In [15]: multi_csa = fxf.curve(cashflow="eur", collateral=("eur", "usd"))
In [16]: type(multi_csa)
Out[16]: rateslib.curves.curves.MultiCsaCurve
What happens to risk and NPV when the market moves?#
Setup the base case for comparison. Below, an IRS is created and its NPV and risk sensitivities to the above calibrating instruments are stated.
In [17]: irs = IRS(dt(2000, 1, 1), "10y", spec="eur_irs", curves=[eur, multi_csa], fixed_rate=2.0)
In [18]: irs.npv(solver=solver)
Out[18]: <Dual: -47355.037429, (7aed20, 7aed21, 7aed22, ...), [946208.0, -69869.0, -1078055.6, ...]>
In [19]: irs.delta(solver=solver)
Out[19]:
local_ccy eur
display_ccy eur
type solver label
instruments ca65b_ 5yEur 11.56
10yEur 961.08
5yUsd -0.18
10yUsd 0.00
5yXcy 13.59
10yXcy -0.03
fx fx eurusd -0.00
Now we will make USD collateral more expensive to deliver by 20bps. EUR deliverance is unchanged.
In [20]: solver.s = [1.0, 1.5, 1.0, 1.5, -20.0, -20.0]
In [21]: solver.iterate()
SUCCESS: `func_tol` reached after 6 iterations (levenberg_marquardt), `f_val`: 9.5499366802011e-16, `time`: 0.1379s
And re-evaluate the risk metrics and NPV. The NPV is broadly unchanged.

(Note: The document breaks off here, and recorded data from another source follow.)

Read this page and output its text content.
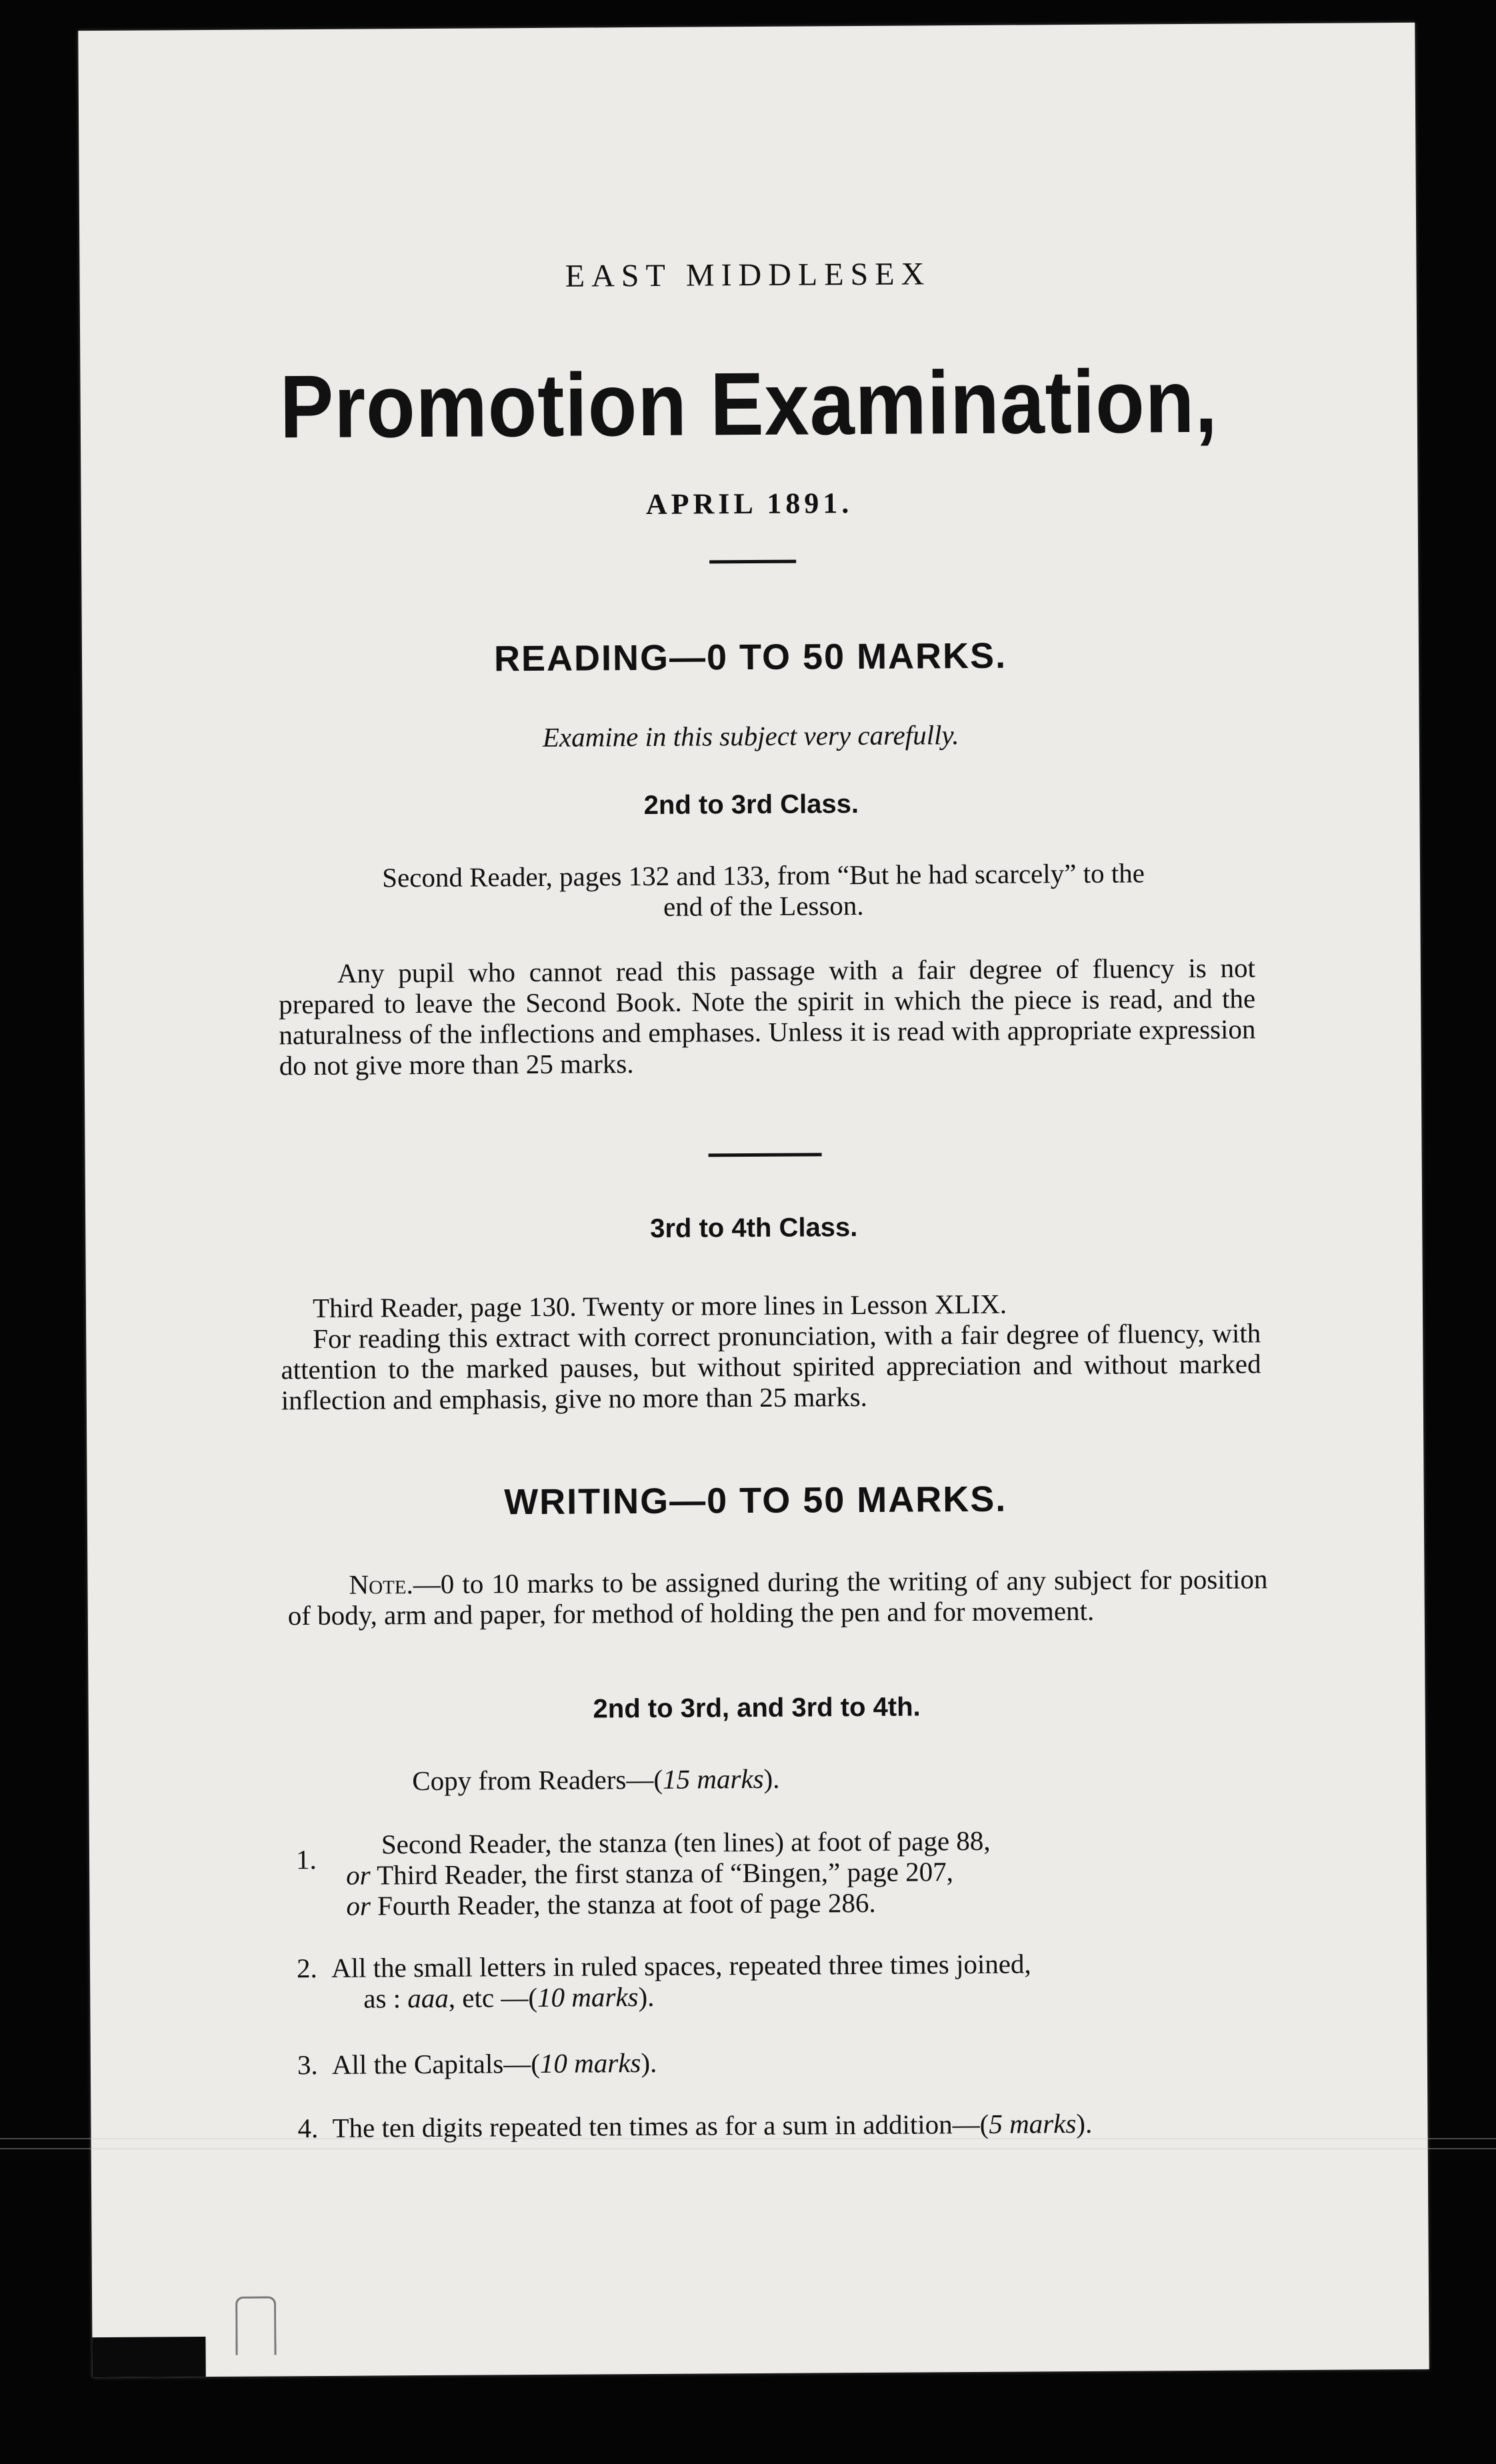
EAST MIDDLESEX
Promotion Examination,
APRIL 1891.
READING—0 TO 50 MARKS.
Examine in this subject very carefully.
2nd to 3rd Class.
Second Reader, pages 132 and 133, from “But he had scarcely” to the
end of the Lesson.
Any pupil who cannot read this passage with a fair degree of fluency is not prepared to leave the Second Book. Note the spirit in which the piece is read, and the naturalness of the inflections and emphases. Unless it is read with appropriate expression do not give more than 25 marks.
3rd to 4th Class.
Third Reader, page 130. Twenty or more lines in Lesson XLIX.
For reading this extract with correct pronunciation, with a fair degree of fluency, with attention to the marked pauses, but without spirited appreciation and without marked inflection and emphasis, give no more than 25 marks.
WRITING—0 TO 50 MARKS.
Note.—0 to 10 marks to be assigned during the writing of any subject for position of body, arm and paper, for method of holding the pen and for movement.
2nd to 3rd, and 3rd to 4th.
Copy from Readers—(15 marks).
1.	Second Reader, the stanza (ten lines) at foot of page 88,
or Third Reader, the first stanza of “Bingen,” page 207,
or Fourth Reader, the stanza at foot of page 286.
2. All the small letters in ruled spaces, repeated three times joined,
as : aaa, etc —(10 marks).
3. All the Capitals—(10 marks).
4. The ten digits repeated ten times as for a sum in addition—(5 marks).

In [22]: irs.npv(solver=solver)
Out[22]: <Dual: -47354.991891, (7aed20, 7aed21, 7aed22, ...), [973000.0, -98027.6, -1078055.6, ...]>
In [23]: irs.delta(solver=solver)
Out[23]:
local_ccy eur
display_ccy eur
type solver label
instruments ca65b_ 5yEur 11.38
10yEur 961.08
5yUsd 0.00
10yUsd -0.00
5yXcy 0.00
10yXcy 0.00
fx fx eurusd 0.00
Instead of making the USD collateral more expensive relative to EUR it could be made 20bps cheaper. The impacts for this are also shown.
In [24]: solver.s = [1.0, 1.5, 1.0, 1.5, 20.0, 20.0]
In [25]: solver.iterate()
SUCCESS: `func_tol` reached after 6 iterations (levenberg_marquardt), `f_val`: 2.726164774852884e-15, `time`: 0.1405s
In [26]: irs.npv(solver=solver)
Out[26]: <Dual: -47088.693056, (7aed20, 7aed21, 7aed22, ...), [939776.5, -77240.0, -1062111.7, ...]>
In [27]: irs.delta(solver=solver)
Out[27]:
local_ccy eur
display_ccy eur
type solver label
instruments ca65b_ 5yEur 16.41
10yEur 945.70
5yUsd -0.19
10yUsd 0.02
5yXcy 14.45
10yXcy -1.19
fx fx eurusd 0.00
By analysing these results it is clear that risk sensitivities do not always explain the NPV changes given market movements of these instruments.